Myth: The US tech industry would come to a halt if the H-1B and L-1 visas were cancelled and the individuals holding them (and Green Cards derived from them) deported. These individuals are, after all, the "best and brightest". America cannot afford to lose its "best and brightest" talent and expect to compete in the global marketplace.
Fact: The O-1 visa is the appropriate visa for the 'best and brightest', and is available in unlimited numbers to "best and brightest" job candidates. H-1B and L-1 cancellation would open nearly a million job opportunities for unemployed and underemployed STEM workers in the United States. H-1B's are typically paid at, or just slightly above the 'prevailing wage'. A wage rate that has been significantly suppressed due to a million guest workers in the United States. America can best compete in the global marketplace by putting its domestically trained engineers back to work and giving Americans priority in the job market for American jobs.
Myth: Most of the students in US universities studying science and engineering are foreigners. Therefore, to maintain a representative workforce, business must hire a large number of foreigners simply to obtain the talent they need.
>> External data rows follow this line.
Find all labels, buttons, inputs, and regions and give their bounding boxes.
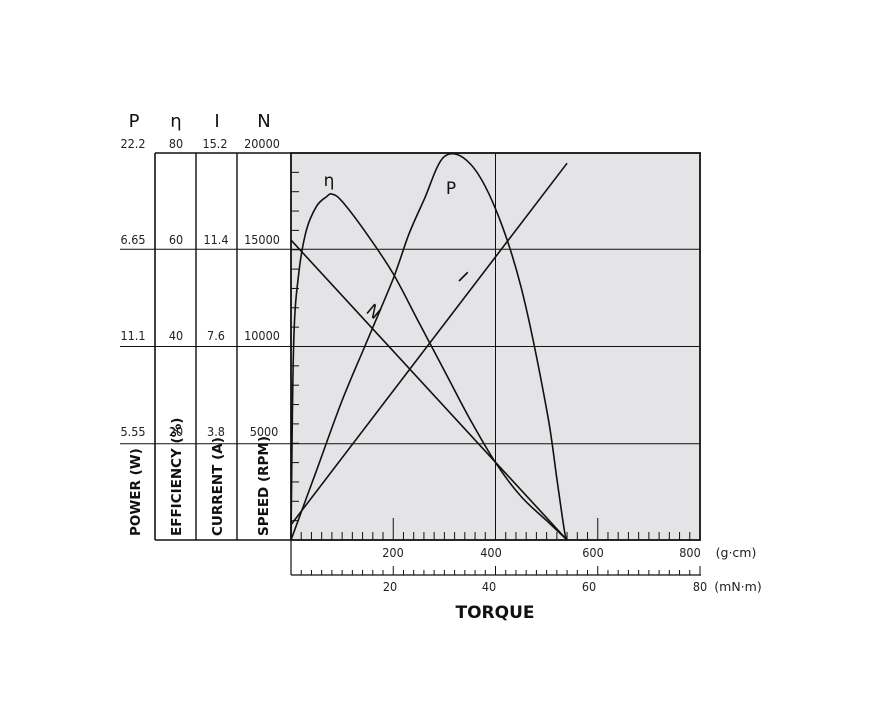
current-top-label: 15.2 [202, 136, 227, 151]
power-curve [290, 152, 568, 541]
speed-curve [290, 239, 568, 541]
efficiency-top-label: 80 [169, 136, 183, 151]
efficiency-curve [290, 193, 568, 541]
power-tick-label: 6.65 [120, 232, 145, 247]
x-tick-label-gcm: 800 [679, 545, 700, 560]
speed-top-label: 20000 [244, 136, 280, 151]
x-tick-label-gcm: 400 [480, 545, 501, 560]
efficiency-tick-label: 20 [169, 424, 183, 439]
power-tick-label: 11.1 [120, 328, 145, 343]
x-tick-label-mnm: 80 [693, 579, 707, 594]
speed-tick-label: 15000 [244, 232, 280, 247]
efficiency-tick-label: 60 [169, 232, 183, 247]
x-unit-gcm: (g·cm) [716, 545, 757, 560]
power-curve-label: P [446, 179, 456, 199]
power-axis-title: POWER (W) [128, 448, 144, 536]
power-top-label: 22.2 [120, 136, 145, 151]
curves [290, 152, 568, 541]
current-curve [290, 162, 568, 526]
x-tick-label-mnm: 40 [482, 579, 496, 594]
power-symbol: P [129, 111, 140, 132]
x-tick-label-mnm: 20 [383, 579, 397, 594]
current-tick-label: 7.6 [207, 328, 225, 343]
speed-tick-label: 5000 [250, 424, 279, 439]
speed-tick-label: 10000 [244, 328, 280, 343]
x-tick-label-gcm: 200 [382, 545, 403, 560]
x-unit-mnm: (mN·m) [714, 579, 761, 594]
power-tick-label: 5.55 [120, 424, 145, 439]
speed-symbol: N [257, 111, 270, 132]
current-tick-label: 11.4 [203, 232, 228, 247]
current-symbol: I [214, 111, 219, 132]
speed-axis-title: SPEED (RPM) [256, 436, 272, 536]
efficiency-tick-label: 40 [169, 328, 183, 343]
current-axis-title: CURRENT (A) [210, 437, 226, 536]
efficiency-symbol: η [170, 111, 181, 132]
current-tick-label: 3.8 [207, 424, 225, 439]
x-axes [290, 540, 701, 576]
grid [120, 153, 700, 540]
x-tick-label-mnm: 60 [582, 579, 596, 594]
efficiency-curve-label: η [324, 171, 335, 191]
efficiency-axis-title: EFFICIENCY (%) [169, 418, 185, 536]
x-axis-title: TORQUE [455, 603, 534, 623]
x-tick-label-gcm: 600 [582, 545, 603, 560]
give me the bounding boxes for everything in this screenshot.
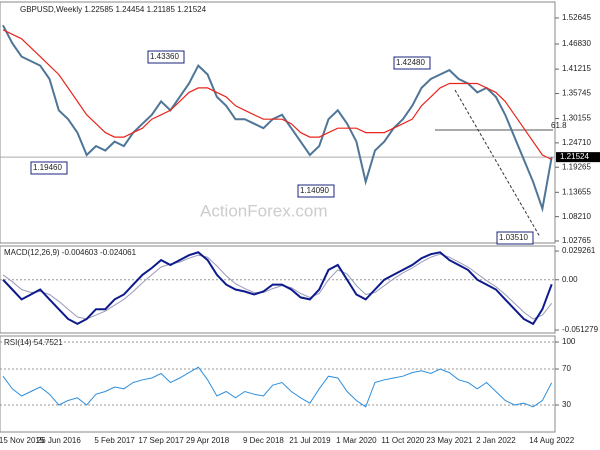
annotation-box xyxy=(30,161,68,175)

Fact: 90% of the graduates from STEM programs in the United States are United States Citizens. Caucasian males, but increasingly females, are heavily represented. A 'representative workforce' of STEM workers in the United States would be comprised mostly of Caucasian males. Equal opportunity and employment diversity laws have been dealt a massive setback in the United States by technology firms primarily hiring foreign nationals from 3rd world countries in preference to qualified US citizens with massive investments in their personal education, student loan committments, etc.
Myth: Silicon Valley and the tech industry is a brute meritocracy
Fact: If it was a meritocracy, why are UC Berkeley and Cornell employment rates in the sector for grads less than 40%? Why are H-1B’s brought in by the boatload while America’s best and brightest don’t even receive interviews from most of the Valley’s tech firms? Why is being a top grad, but graduating without a previous internship basically the kiss of death to tech career prospects? Silicon Valley is anything but a meritocracy.